Young campaigners protesting wind farms block one of the entrances...

Young campaigners protesting wind farms block one of the entrances to The Prime Minister's Office in Oslo, Norway, Friday, June 2, 2023. A group of 18 activists that were charged for not paying the fines they were given when they blocked several entrances to Norwegian government offices in 2023 over a wind farm that they say hinders the rights of the Sami Indigenous people to raise reindeer, were Tuesday, April 9 2024, acquitted by an Oslo court. Credit: AP/Lise Aserud

COPENHAGEN — A Norwegian court on Tuesday ruled that police acted unreasonably when they fined 18 activists for blocking entrances to government buildings last year, and acquitted the activists of charges of failing to pay the fines.

The group had taken part in actions in February and March 2023 over a wind farm that they say hinders the rights of the Sami Indigenous people to raise reindeer.
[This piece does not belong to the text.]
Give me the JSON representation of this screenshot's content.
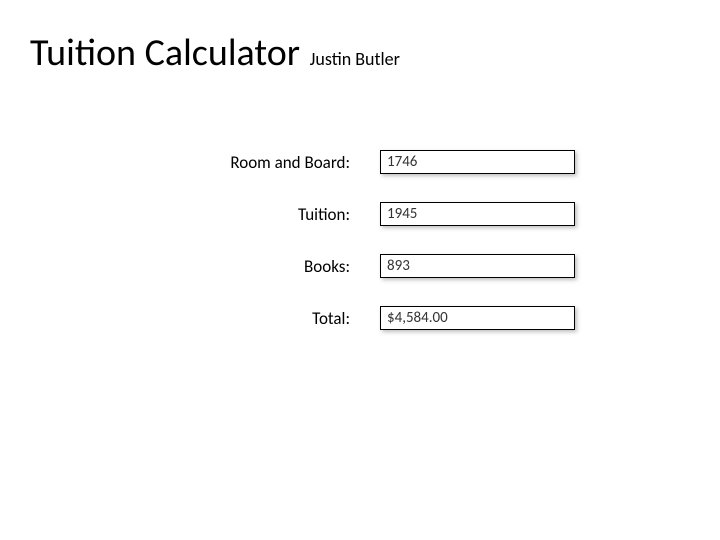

In its ruling, the court concluded “that it is neither necessary nor proportionate to react with a fine in the present case here.” It noted in particular that the activists were protesting about the continued operation of the wind farm despite an earlier Supreme Court judgment that the construction of the turbines had violated the rights of the Sami, who have used the land for reindeer for centuries.

Lawyers for activists said that the ruling “marks an important milestone for freedom of assembly and expression in Norway,” and that the court “found that the interventions by the state — the order to end the demonstration, the carrying out, the bringing to the police station and punitive action — overall violated the defendants' right to participate in peaceful assemblies and demonstrations.”

There are 151 turbines at Europe’s largest onshore wind farm, which is located in central Norway’s Fosen district, about 450 kilometers (280 miles) north of the capital, Oslo. The activists say a transition to green energy shouldn’t come at the expense of the rights of Indigenous people.

They have demonstrated repeatedly against the wind farm’s continued operation since the Supreme Court ruling in October 2021.

On Feb. 27, 2023, thirteen of them occupied the entrance hall of the Norwegian Energy Ministry and on March 2 five others blocked access to the Finance Ministry. They were removed by police and given fines of up for 5,000 kroner ($467) for not complying with the police order to leave the sites. They refused to pay the fines and were charged for not doing so.

The Oslo District Court on Tuesday said there is “no ‘particular justification’ to respond with a fine or other punitive action, meaning (the activists) must be acquitted.”

Ella Marie Hætta Isaksen, one of the activists, told Norwegian broadcaster NRK that she was surprised by the ruling.

“We had prepared for the worst, so the fact that we are all acquitted feels very good," she said.

Last month, the Norwegian government reached an agreement with the Sami people under which all of the the partially state-owned farm’s turbines will stay in operation. The Sami will receive compensation — including a share of energy produced — along with a new area for winter grazing and a grant of 5 million kroner ($467,000) for strengthening Sami culture.